There is one other training aspect which I had to rethink. I have observed that teaching the right and left turns can be a traumatic experience for the handler and the dog. They invariably seem to get in each other’s way no matter how hard we tried to avoid this situation. There is a lot to remember about footwork, lead handling, commands, praise, etc. Unless all of these things are timed correctly, problems can result. The handler stumbles over his feet, he stumbles over the dog, the dog gets ahead of the handler and is out of control altogether. Any one of these conditions could make for a serious accident. Taking a page from the book on the Figure Eight – an exercise designed to show that the dog can do the heeling under all conditions – I decided that the introduction of the right and left circles before the right and left turns might help. I have tried it and it was a decided improvement. The trainees are instructed to make rather large circles to the right or left as commanded by the instructor. The main object is for them to learn how to control the dog and a large circle permits them to concentrate and work on this. As they get their dogs under control, they are told to make the circles smaller and smaller. After about two weeks of circles, they can then go into the formal right and left turns without the problems I used to encounter.
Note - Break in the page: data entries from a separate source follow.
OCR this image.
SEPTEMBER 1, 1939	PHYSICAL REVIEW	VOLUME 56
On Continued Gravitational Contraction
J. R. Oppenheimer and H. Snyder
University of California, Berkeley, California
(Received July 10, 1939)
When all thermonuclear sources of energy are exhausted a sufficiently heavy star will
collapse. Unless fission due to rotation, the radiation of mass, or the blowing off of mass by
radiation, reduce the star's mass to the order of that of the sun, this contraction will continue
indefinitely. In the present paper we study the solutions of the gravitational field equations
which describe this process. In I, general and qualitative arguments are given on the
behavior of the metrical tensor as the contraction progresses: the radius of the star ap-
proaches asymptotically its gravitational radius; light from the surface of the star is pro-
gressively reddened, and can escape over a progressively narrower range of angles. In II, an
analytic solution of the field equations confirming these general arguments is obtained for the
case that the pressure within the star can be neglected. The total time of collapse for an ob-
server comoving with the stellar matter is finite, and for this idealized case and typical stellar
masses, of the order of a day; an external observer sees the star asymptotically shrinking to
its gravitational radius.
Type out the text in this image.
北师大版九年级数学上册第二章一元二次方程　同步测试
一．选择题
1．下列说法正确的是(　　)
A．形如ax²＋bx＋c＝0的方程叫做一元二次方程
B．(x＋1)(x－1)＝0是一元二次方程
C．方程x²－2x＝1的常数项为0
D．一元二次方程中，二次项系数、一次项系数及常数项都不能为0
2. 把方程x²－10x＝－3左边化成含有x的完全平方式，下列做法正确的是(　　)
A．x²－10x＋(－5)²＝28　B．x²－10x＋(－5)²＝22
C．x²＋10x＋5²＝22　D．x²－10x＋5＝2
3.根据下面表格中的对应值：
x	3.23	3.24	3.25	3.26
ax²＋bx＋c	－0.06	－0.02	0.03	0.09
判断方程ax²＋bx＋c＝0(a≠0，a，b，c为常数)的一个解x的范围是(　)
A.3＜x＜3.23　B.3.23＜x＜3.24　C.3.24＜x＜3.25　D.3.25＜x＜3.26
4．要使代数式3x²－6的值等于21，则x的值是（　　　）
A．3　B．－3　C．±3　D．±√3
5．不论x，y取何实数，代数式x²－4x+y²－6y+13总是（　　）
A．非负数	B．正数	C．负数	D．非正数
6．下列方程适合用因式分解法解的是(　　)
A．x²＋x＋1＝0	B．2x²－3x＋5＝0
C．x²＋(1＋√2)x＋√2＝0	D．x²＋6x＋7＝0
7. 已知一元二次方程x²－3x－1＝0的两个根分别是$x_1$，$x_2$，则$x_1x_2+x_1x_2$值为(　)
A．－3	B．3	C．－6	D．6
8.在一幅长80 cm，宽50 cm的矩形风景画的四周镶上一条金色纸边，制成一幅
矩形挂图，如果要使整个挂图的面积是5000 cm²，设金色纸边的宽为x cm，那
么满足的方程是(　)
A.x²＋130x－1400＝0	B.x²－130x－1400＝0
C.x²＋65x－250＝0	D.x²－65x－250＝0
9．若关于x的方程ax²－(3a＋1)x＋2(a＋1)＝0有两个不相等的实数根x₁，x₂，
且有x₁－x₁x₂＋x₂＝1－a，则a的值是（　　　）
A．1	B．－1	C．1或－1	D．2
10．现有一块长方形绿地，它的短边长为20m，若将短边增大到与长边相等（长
Let me conclude by saying that I am not so conceited as to believe that I have thought of revolutionary new approaches or new techniques in dog training. What I am telling you about are new approaches or new techniques that I have developed for the purpose of improving my instructing ability and the resulting training of dogs in my classes. Seminars such as this one give us the opportunity to get together in order to exchange ideas and share experiences so all of us can learn from each other.